Mondelinge taal

Mondelinge taal en woordenschat

Hoe bied je de Nederlandse taal aan bij 'meerjarige' nieuwkomers? Hoe start je? Waar moet je opletten? Welke woorden en zinnen bied je aan? En wat als het niet lukt? Op deze pagina meer over methoden, aanpakken en materialen.

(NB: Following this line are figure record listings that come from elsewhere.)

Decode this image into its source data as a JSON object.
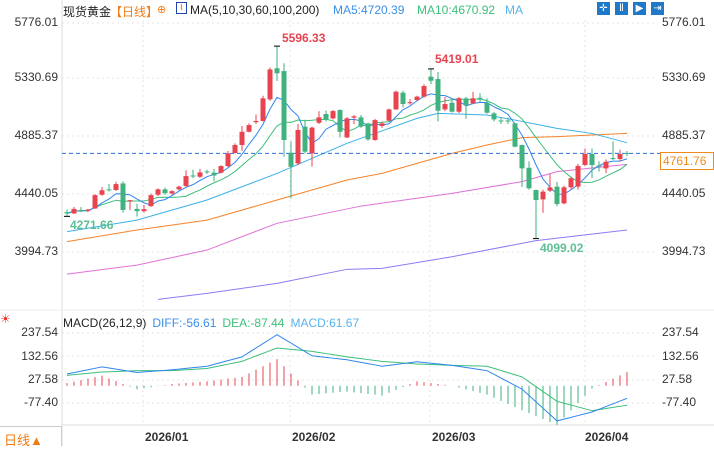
{
  "header": {
    "instrument": "现货黄金",
    "period": "【日线】",
    "ma_label": "MA(5,10,30,60,100,200)",
    "ma5": "MA5:4720.39",
    "ma10": "MA10:4670.92",
    "ma_more": "MA",
    "tools": [
      "crosshair-icon",
      "range-icon",
      "play-icon",
      "exit-icon"
    ]
  },
  "price_axis": [
    "5776.01",
    "5330.69",
    "4885.37",
    "4440.05",
    "3994.73"
  ],
  "current_price": "4761.76",
  "highlights": {
    "high": "5596.33",
    "low_start": "4271.66",
    "second_high": "5419.01",
    "low": "4099.02"
  },
  "macd": {
    "label": "MACD(26,12,9)",
    "diff": "DIFF:-56.61",
    "dea": "DEA:-87.44",
    "macd": "MACD:61.67",
    "axis": [
      "237.54",
      "132.56",
      "27.58",
      "-77.40"
    ]
  },
  "dates": [
    "2026/01",
    "2026/02",
    "2026/03",
    "2026/04"
  ],
  "period_button": "日线▲",
  "colors": {
    "up": "#e8434f",
    "down": "#3fb27f",
    "ma5": "#2f86ee",
    "ma10": "#3cbf7a",
    "ma30": "#3bb0e8",
    "ma60": "#f5832a",
    "ma100": "#e070d8",
    "ma200": "#8a7cf5",
    "accent": "#f08a1c"
  },
  "chart_data": {
    "type": "candlestick",
    "ylim": [
      3994.73,
      5776.01
    ],
    "candles": [
      [
        4305,
        4325,
        4272,
        4295
      ],
      [
        4295,
        4345,
        4290,
        4330
      ],
      [
        4322,
        4345,
        4305,
        4318
      ],
      [
        4315,
        4330,
        4305,
        4325
      ],
      [
        4333,
        4445,
        4330,
        4437
      ],
      [
        4440,
        4500,
        4432,
        4475
      ],
      [
        4482,
        4525,
        4465,
        4478
      ],
      [
        4477,
        4540,
        4470,
        4523
      ],
      [
        4528,
        4545,
        4300,
        4322
      ],
      [
        4390,
        4400,
        4320,
        4398
      ],
      [
        4330,
        4370,
        4270,
        4312
      ],
      [
        4313,
        4360,
        4300,
        4328
      ],
      [
        4352,
        4450,
        4345,
        4437
      ],
      [
        4440,
        4490,
        4430,
        4482
      ],
      [
        4482,
        4495,
        4440,
        4452
      ],
      [
        4450,
        4475,
        4440,
        4468
      ],
      [
        4482,
        4510,
        4475,
        4503
      ],
      [
        4508,
        4630,
        4500,
        4585
      ],
      [
        4590,
        4635,
        4570,
        4585
      ],
      [
        4580,
        4640,
        4570,
        4614
      ],
      [
        4622,
        4635,
        4600,
        4617
      ],
      [
        4612,
        4640,
        4545,
        4590
      ],
      [
        4612,
        4670,
        4605,
        4663
      ],
      [
        4663,
        4780,
        4655,
        4762
      ],
      [
        4765,
        4840,
        4760,
        4827
      ],
      [
        4827,
        4975,
        4780,
        4930
      ],
      [
        4930,
        4995,
        4925,
        4982
      ],
      [
        5005,
        5065,
        4990,
        5014
      ],
      [
        5014,
        5210,
        5010,
        5190
      ],
      [
        5182,
        5430,
        5170,
        5415
      ],
      [
        5424,
        5596.33,
        5325,
        5385
      ],
      [
        5402,
        5463,
        4737,
        4866
      ],
      [
        4767,
        4855,
        4411,
        4658
      ],
      [
        4684,
        4990,
        4670,
        4944
      ],
      [
        4970,
        5024,
        4760,
        4775
      ],
      [
        4762,
        4970,
        4660,
        4962
      ],
      [
        5000,
        5090,
        4990,
        5042
      ],
      [
        5068,
        5095,
        5010,
        5026
      ],
      [
        5034,
        5100,
        5025,
        5091
      ],
      [
        5099,
        5105,
        4885,
        4930
      ],
      [
        4886,
        5045,
        4880,
        5034
      ],
      [
        5040,
        5060,
        4990,
        5050
      ],
      [
        5042,
        5060,
        4960,
        4970
      ],
      [
        4995,
        5000,
        4860,
        4871
      ],
      [
        4866,
        5030,
        4860,
        5021
      ],
      [
        4975,
        5010,
        4960,
        4995
      ],
      [
        5016,
        5110,
        5010,
        5104
      ],
      [
        5104,
        5250,
        5100,
        5242
      ],
      [
        5234,
        5250,
        5120,
        5146
      ],
      [
        5152,
        5185,
        5140,
        5160
      ],
      [
        5177,
        5210,
        5170,
        5203
      ],
      [
        5203,
        5300,
        5195,
        5286
      ],
      [
        5358,
        5419.01,
        5300,
        5327
      ],
      [
        5340,
        5395,
        5010,
        5094
      ],
      [
        5104,
        5200,
        5090,
        5146
      ],
      [
        5156,
        5190,
        5080,
        5086
      ],
      [
        5086,
        5200,
        5075,
        5190
      ],
      [
        5190,
        5200,
        5030,
        5138
      ],
      [
        5151,
        5240,
        5145,
        5190
      ],
      [
        5195,
        5230,
        5160,
        5188
      ],
      [
        5156,
        5190,
        5070,
        5078
      ],
      [
        5073,
        5085,
        5010,
        5026
      ],
      [
        5018,
        5040,
        4990,
        5015
      ],
      [
        5018,
        5040,
        4990,
        5015
      ],
      [
        4995,
        5000,
        4810,
        4814
      ],
      [
        4827,
        4830,
        4500,
        4645
      ],
      [
        4650,
        4700,
        4480,
        4490
      ],
      [
        4477,
        4480,
        4099.02,
        4399
      ],
      [
        4404,
        4480,
        4300,
        4464
      ],
      [
        4472,
        4600,
        4460,
        4497
      ],
      [
        4503,
        4540,
        4350,
        4368
      ],
      [
        4373,
        4510,
        4365,
        4498
      ],
      [
        4498,
        4580,
        4480,
        4568
      ],
      [
        4503,
        4680,
        4480,
        4664
      ],
      [
        4672,
        4800,
        4665,
        4757
      ],
      [
        4757,
        4800,
        4570,
        4671
      ],
      [
        4668,
        4700,
        4620,
        4664
      ],
      [
        4645,
        4715,
        4608,
        4697
      ],
      [
        4725,
        4855,
        4710,
        4720
      ],
      [
        4718,
        4790,
        4700,
        4757
      ],
      [
        4765,
        4780,
        4740,
        4761.76
      ]
    ],
    "ma_long_samples": {
      "ma30": [
        [
          0,
          4153
        ],
        [
          10,
          4243
        ],
        [
          20,
          4399
        ],
        [
          30,
          4606
        ],
        [
          40,
          4840
        ],
        [
          50,
          5034
        ],
        [
          53,
          5073
        ],
        [
          60,
          5060
        ],
        [
          64,
          5021
        ],
        [
          70,
          4956
        ],
        [
          75,
          4917
        ],
        [
          80,
          4845
        ]
      ],
      "ma60": [
        [
          0,
          4075
        ],
        [
          10,
          4166
        ],
        [
          20,
          4243
        ],
        [
          30,
          4399
        ],
        [
          40,
          4555
        ],
        [
          45,
          4606
        ],
        [
          50,
          4684
        ],
        [
          55,
          4762
        ],
        [
          60,
          4827
        ],
        [
          65,
          4884
        ],
        [
          70,
          4892
        ],
        [
          75,
          4905
        ],
        [
          80,
          4917
        ]
      ],
      "ma100": [
        [
          0,
          3823
        ],
        [
          10,
          3893
        ],
        [
          20,
          4010
        ],
        [
          30,
          4218
        ],
        [
          42,
          4352
        ],
        [
          55,
          4451
        ],
        [
          65,
          4542
        ],
        [
          70,
          4620
        ],
        [
          80,
          4676
        ]
      ],
      "ma200": [
        [
          13,
          3626
        ],
        [
          20,
          3673
        ],
        [
          30,
          3751
        ],
        [
          40,
          3860
        ],
        [
          45,
          3867
        ],
        [
          55,
          3958
        ],
        [
          67,
          4083
        ],
        [
          80,
          4166
        ]
      ]
    },
    "macd_samples": {
      "index": [
        0,
        5,
        10,
        15,
        20,
        25,
        30,
        35,
        40,
        45,
        50,
        55,
        60,
        65,
        70,
        75,
        80
      ],
      "diff": [
        53,
        85,
        60,
        72,
        88,
        130,
        230,
        135,
        117,
        88,
        108,
        92,
        68,
        -15,
        -158,
        -118,
        -56.61
      ],
      "dea": [
        47,
        62,
        68,
        68,
        78,
        110,
        170,
        155,
        130,
        110,
        98,
        92,
        88,
        40,
        -70,
        -112,
        -87.44
      ]
    },
    "macd_ylim": [
      -140,
      260
    ]
  }
}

Woorden zijn belangrijk voor de communicatie, het gevoel en de cognitie. Een woord is een label van iets met daarachter een concept. Bij het aanleren van woorden ben je bezig met labels, concepten en netwerkstructuren. Het is belangrijk dat je woorden kiest die iets met elkaar te maken hebben. Hierdoor is het eenvoudiger om een nieuw woord te leren. Je kunt een woord uitleggen aan de hand van de 3 'uitjes'. uitbeelden, uitleggen en uitbreiden. Maar hoe selecteer je de woorden? Zorg dat de woorden functioneel zijn. 
Bedenk vooraf wat je wilt bereiken. Houd je bij de methode of de thema's of neem zoals in groep 3 je leesmethode als uitgangspunt. In groep 4 t/m 8: neem het vak of thema als uitgangspunt voor je woordenschatonderwijs.

Besteed naast de dagelijkse algemene taal ook aandacht aan de cognitieve academische taal, de schooltaal. Schooltaalwoorden komen veel en vaak voor in lesboeken en instructies. Deze woorden zijn nodig om teksten te begrijpen en het is belangrijk dat de leerkracht deze woorden ook zelf gebruikt tijdens de instructie.  

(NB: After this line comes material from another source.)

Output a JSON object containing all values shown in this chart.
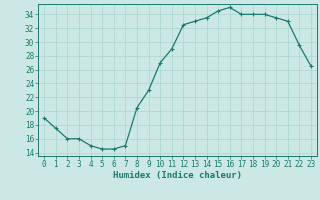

Maak een plan en bied woorden specifiek aan, eerst receptief en dan productief. Pas woordleerstrategieën toe. Verstevig het netwerk en herhaal de woorden minimaal 7 keer. Label de materialen en maak een NT2 hoekje of woordmuur in de klas. Gebruik lidwoorden en heb je ondersteuning laat het dan aansluiten. Volg de woordenschatontwikkeling en toets de aangeboden woorden.

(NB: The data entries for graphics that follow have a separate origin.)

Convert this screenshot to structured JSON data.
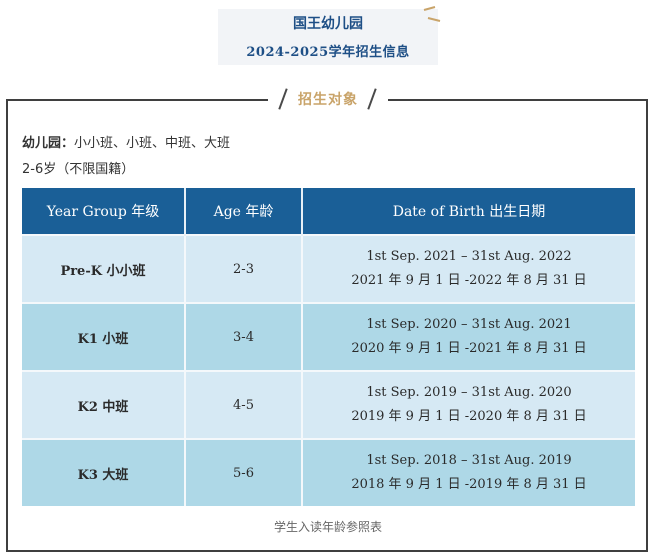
{
  "header": {
    "school_name": "国王幼儿园",
    "year_title": "2024-2025学年招生信息"
  },
  "section": {
    "title": "招生对象"
  },
  "kindergarten": {
    "label": "幼儿园：",
    "classes": "小小班、小班、中班、大班",
    "age_range": "2-6岁（不限国籍）"
  },
  "table": {
    "headers": [
      "Year Group 年级",
      "Age 年龄",
      "Date of Birth 出生日期"
    ],
    "rows": [
      {
        "group": "Pre-K 小小班",
        "age": "2-3",
        "dob_en": "1st Sep. 2021 – 31st Aug. 2022",
        "dob_cn": "2021 年 9 月 1 日 -2022 年 8 月 31 日"
      },
      {
        "group": "K1 小班",
        "age": "3-4",
        "dob_en": "1st Sep. 2020 – 31st Aug. 2021",
        "dob_cn": "2020 年 9 月 1 日 -2021 年 8 月 31 日"
      },
      {
        "group": "K2 中班",
        "age": "4-5",
        "dob_en": "1st Sep. 2019 – 31st Aug. 2020",
        "dob_cn": "2019 年 9 月 1 日 -2020 年 8 月 31 日"
      },
      {
        "group": "K3 大班",
        "age": "5-6",
        "dob_en": "1st Sep. 2018 – 31st Aug. 2019",
        "dob_cn": "2018 年 9 月 1 日 -2019 年 8 月 31 日"
      }
    ]
  },
  "caption": "学生入读年龄参照表",
  "colors": {
    "header_blue": "#1a5f97",
    "row_light": "#d6e9f4",
    "row_dark": "#aed8e7",
    "accent_gold": "#c9a46a",
    "title_blue": "#1e4f86"
  }
}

Hoe kun je de taalvaardigheid vergroten:

* Creëer voldoende momenten om de interactie te stimuleren;
* Benoem wat de leerling doet;
* Spreek zelf duidelijk;
* Start met gesloten vragen;
* Geef de leerling voldoende denk- en spreektijd;
* Gebruik lidwoorden;
* Laat zinnen maken;
* Herhaal de zin in correcte vorm;
* Doe voor en benoem.

Consolideer oefeningen groep 3-8

Consolideer oefeningen kleuters


Materialen

Zien is Snappen. De titel zegt het al ' Zien is Snappen'. De leerling wordt op een visuele manier wegwijs gemaakt in de Nederlandse taal. Duidelijke opbouw, met kleuren van zinsopbouw. Gedurene het jaar zijn er ook diverse cursussen om meer inspiratie en informatie op te doen hoe deze middelen in te zetten.

Zien is Snappen

Woorden in Prenten: een leuke en aantrekkelijke manier om de woordenschat uit te breiden. In deze twee delen van woorden in Prenten zijn 10 prentenboeken uitgewerkt. Rond ieder prentenboek zijn 5 lessen gemaakt. Elke dag leert de leerling nieuwe woorden. Op de laatste dag kan het prentenboek in zijn geheel voorgelezen worden en zullen de woorden bekend zijn. In de verwerking zitten de visuele midelen die in Zien is Snappen worden aangeboden verwerkt.

Woorden in prenten

De Bovenkamer is een opzoekboek voor leerlingen vanaf 8 jaar. Het legt de grammatica uit met behulp van foto's, symbolen en kleuren. De visuele uitleg is een handige steun in de rug voor iedere leerling, maar zeker voor leerlingen die het Nederlands niet als moedertaal hebben. De bovenkamer biedt taalinzicht. Met gekleurde strookjes leren leerlingen hoe ze zinnen kunnen opdelen in zinsdelen en hoe ze woorden in een zin kunnen benoemen.